The lobby group, representing landowners in rural England and Wales, announced ahead of today’s BDUK select committee that it was concerned about the slow funding process and current fibre rollouts exacerbating the UK’s digital divide.
CLA President Harry Cotterell said: “An over-reliance on fibre optic is also a factor in the Government’s poor chance of meeting these deadlines. The CLA advocates a patchwork quilt model that uses the most appropriate technologies for a certain area, rather than using a single technology, so everyone can benefit from broadband.”
Aside from fibre rollout we’ve seen satellite broadband providers Tooway Direct and Bentley Walker supply broadband to rural communities cut off from the big fibre footprint. Wireless providers like ExWavia and FibreWiFi are achieving similar results. A recent 4G trial by Everything Everywhere has breathed new life into broadband not spots, though public launch of this is all tied up in the ongoing 4G spectrum debate with Ofcom.
Cotterell also criticised the BDUK funding process for being “too bureaucratic and the allocation of the £530million funding too slow.”
“It would be much simpler if the funding was allocated centrally rather than giving it directly to local authorities because they do not have the resource to plan for a superfast broadband network,” he added.
Recently we’ve seen negotiations between BT, Fujitsu and Cumbria County Council return to square one, potentially delaying the rollout of superfast broadband in this area to beyond the 2015 deadline.
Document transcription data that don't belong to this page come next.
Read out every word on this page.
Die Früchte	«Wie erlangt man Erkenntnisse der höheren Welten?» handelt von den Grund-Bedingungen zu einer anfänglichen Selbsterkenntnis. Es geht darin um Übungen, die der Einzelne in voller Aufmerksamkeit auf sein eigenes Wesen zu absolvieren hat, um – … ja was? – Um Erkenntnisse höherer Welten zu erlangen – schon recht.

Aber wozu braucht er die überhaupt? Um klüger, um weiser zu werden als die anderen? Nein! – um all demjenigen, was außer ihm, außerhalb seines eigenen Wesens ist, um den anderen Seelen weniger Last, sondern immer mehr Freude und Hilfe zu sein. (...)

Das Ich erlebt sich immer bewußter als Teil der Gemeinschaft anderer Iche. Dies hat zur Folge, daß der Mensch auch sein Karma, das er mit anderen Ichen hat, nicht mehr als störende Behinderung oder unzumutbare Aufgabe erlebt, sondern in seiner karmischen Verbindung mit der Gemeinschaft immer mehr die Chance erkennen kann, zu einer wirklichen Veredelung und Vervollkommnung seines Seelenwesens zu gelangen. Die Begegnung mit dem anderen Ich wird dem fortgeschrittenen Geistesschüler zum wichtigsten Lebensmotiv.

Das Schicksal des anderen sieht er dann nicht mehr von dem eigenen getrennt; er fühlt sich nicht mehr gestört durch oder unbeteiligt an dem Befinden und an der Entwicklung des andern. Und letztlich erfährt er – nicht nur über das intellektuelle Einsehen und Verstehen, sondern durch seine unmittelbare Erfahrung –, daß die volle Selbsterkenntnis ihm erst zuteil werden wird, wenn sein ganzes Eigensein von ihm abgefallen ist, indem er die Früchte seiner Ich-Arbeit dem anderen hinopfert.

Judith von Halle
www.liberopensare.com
That said we’re not entirely sure how the situation would change if the cash was doled out from London. Local councils would arguably know better the unique geographic characteristics of their constituencies and how better to rollout super-fast broadband – look at the recent injection of cash provided to the Highlands and Islands region of Scotland for example.
Mr Cotterell said the CLA and NFU were engaged in discussions to produce a national broadband wayleave agreement to foster a more stable platform for rural broadband deployment.
Update (1): B4RN co-founder Chris Conder responded to the CLA’s statement, telling Recombu Digital that:
“The patchwork solution is a stop-gap and OK for the short term. But if you are thinking medium or long term, then fibre is the only fit for purpose way. Otherwise the whole job will be to do again. Build it once and build it right.”
B4RN – Broadband For the Rural North – is an almost entirely self-funded venture that’s already completed deployment of its core network, consisting of 75 kilometers of cable over 12 routes between five parish hubs. The eventual aim is to get eight parishes in the Forest of Bowland and the Lune Valley connected.
Update (2): Head of Wispa Limited Richard Brown also got in touch with thoughts on the CLA’s statement and BDUK:
“Harry Cotterell is right, but for all the wrong reasons. The funding process of BDUK is way too slow (only around a dozen members of staff though), and the progress that has been made toward achieving the level of ubiquitous service that the UK (or any other country for that matter) requires is risible.
The reason Harry has the wrong reasons, is because he believes the Government is too fibre focussed. They are too BT focussed. Fibre is not the answer, albeit may be the most obvious one right now. The issue is that the Gov are utterly rudderless, and the BT anchor is the only thing they have to cling to. BT say it should be a particular way and BDUK/DCMS shrug and agree.
It is not a Government job to ‘pick’ the right tech. It is a Government job to create an environment where the right tech emerges. They have summarily failed to do this, and the rest of us are left anxious, and a frustrated about our futures.
We need strong, positive leadership. We have it only from BT. BT is not the problem (it is part of the solution) but the utter lack of appropriate policy in Government is.”
Wispa Limited’s alternative solution to nationwide broadband funding (in a nutshell) would be to provide cash bounties for ISPs should they reach set targets to provide superfast connections in specific areas. A kind of carrot and stick approach with cash and/or tax breaks as the carrot and a whole lot of nothing as the stick.